The United States Geological Survey said a magnitude 6.2 quake struck on Saturday at a relatively shallow depth, with an epicenter near Juchitan, a tropical region of Oaxaca State.
Oaxaca had already been hard hit by a massive 8.1-magnitude tremor that struck on September 7.
Another strong earthquake hit Mexico last Tuesday.
The magnitude 7.1 quake flattened dozens of buildings and killed at least 307 people. The September 7 tremor, which was the strongest to hit the country in 85 years, killed at least 98 people.
Search operations for victims and survivors from the last two earthquakes were still ongoing when the Saturday tremor hit.
The two earlier quakes have together caused up to eight billion dollars in damage.
Meanwhile, the Popocatepetl Volcano, which is visible on a clear day to the approximately 20 million people who live in the Mexico City metropolitan region, has started spewing vapor and ash-filled gas after the Saturday quake and an aftershock.
Mexico’s seismological authorities said the Saturday tremor was an aftershock of the September 7 earthquake.
The aftershock was not as destructive as the previous tremors; however, fear is running high among Mexicans. Terrified residents ran into the streets, where they crouched and prayed as earthquake sirens went off.
Two women died of heart attacks as the ground shook, the city government said. Three other deaths were also linked by officials to the earthquake, including a man who was attacked by a swarm of wild bees.
Tents were set up in different parts of Oaxaca’s capital of the same name, where psychologists offered mental health support to survivors and rescuers traumatized by the natural disasters.
The Tuesday quake hit on the anniversary of a 1985 tremor that, by some estimates, killed 10,000 people.
“I never understood why the people who suffered the '85 quake were so afraid of the slightest tremors. Now I get it,” said Roxana Trani, a 30-year-old banker. “Being at a funeral and seeing all the pain that one minute caused has changed me.”
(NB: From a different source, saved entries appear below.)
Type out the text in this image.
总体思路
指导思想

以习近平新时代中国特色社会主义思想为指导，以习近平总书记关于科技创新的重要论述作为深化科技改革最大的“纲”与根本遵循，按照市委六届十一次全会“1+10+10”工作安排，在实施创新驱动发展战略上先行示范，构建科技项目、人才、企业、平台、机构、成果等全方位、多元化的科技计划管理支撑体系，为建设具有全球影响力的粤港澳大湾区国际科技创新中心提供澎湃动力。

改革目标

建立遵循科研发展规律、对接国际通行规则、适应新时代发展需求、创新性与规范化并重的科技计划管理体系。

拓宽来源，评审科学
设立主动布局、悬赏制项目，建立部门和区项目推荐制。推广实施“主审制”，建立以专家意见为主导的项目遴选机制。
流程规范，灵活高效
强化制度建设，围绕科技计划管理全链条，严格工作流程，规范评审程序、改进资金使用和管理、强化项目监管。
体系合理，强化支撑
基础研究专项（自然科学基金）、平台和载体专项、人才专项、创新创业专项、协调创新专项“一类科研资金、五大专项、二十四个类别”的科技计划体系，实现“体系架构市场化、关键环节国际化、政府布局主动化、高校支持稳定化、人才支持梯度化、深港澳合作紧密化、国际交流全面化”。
Concern that the aftershock could cause further collapses paralyzed rescue efforts at a housing complex in the Tlalpan neighborhood of Mexico City, frustrating first responders, who believed people were alive under the rubble.
By the evening, first responders were again digging for bodies or survivors in a dwindling number of rubble heaps.
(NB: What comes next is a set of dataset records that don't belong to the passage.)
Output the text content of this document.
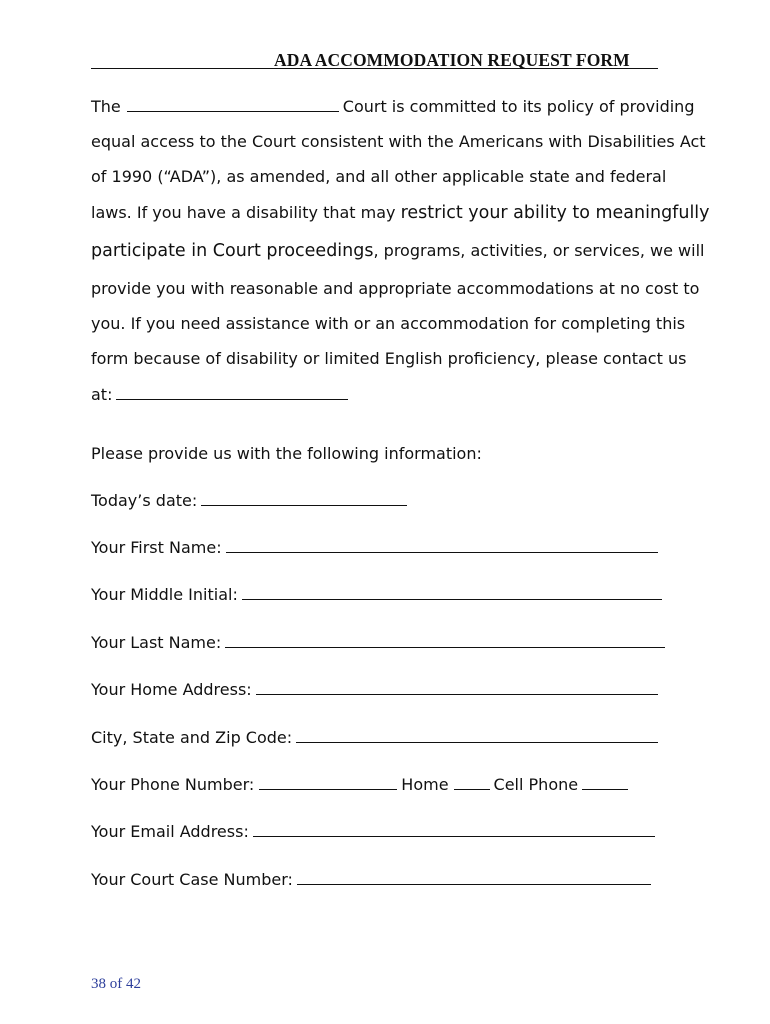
ADA ACCOMMODATION REQUEST FORM
The	Court is committed to its policy of providing
equal access to the Court consistent with the Americans with Disabilities Act
of 1990 (“ADA”), as amended, and all other applicable state and federal
laws. If you have a disability that may restrict your ability to meaningfully
participate in Court proceedings, programs, activities, or services, we will
provide you with reasonable and appropriate accommodations at no cost to
you. If you need assistance with or an accommodation for completing this
form because of disability or limited English proficiency, please contact us
at:
Please provide us with the following information:
Today’s date:
Your First Name:
Your Middle Initial:
Your Last Name:
Your Home Address:
City, State and Zip Code:
Your Phone Number:	Home	Cell Phone
Your Email Address:
Your Court Case Number:
38 of 42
Apartment buildings, offices, a school, and a textile factory were among the structures flattened on Tuesday, leaving thousands homeless.
Officials said there could be some 30,000 badly damaged homes in the adjacent states of Morelos and Puebla. RMS, a risk modeling company, estimated economic losses of four billion to eight billion dollars.
Mexican volunteers, professionals, and soldiers backed by teams from other countries have saved 69 people from the rubble after several days of searching. But in the past 48 hours, rescuers have found more corpses than survivors while victims in outlying areas of the city and villages complain that government-led aid has been slow to reach them.
“We lost everything and have nothing to cook with,” said Justina Gonzalez, 55, a shopkeeper in the Xochimilco district whose two-bedroom house collapsed on Tuesday and was being taken care of by neighbors, friends, and relatives.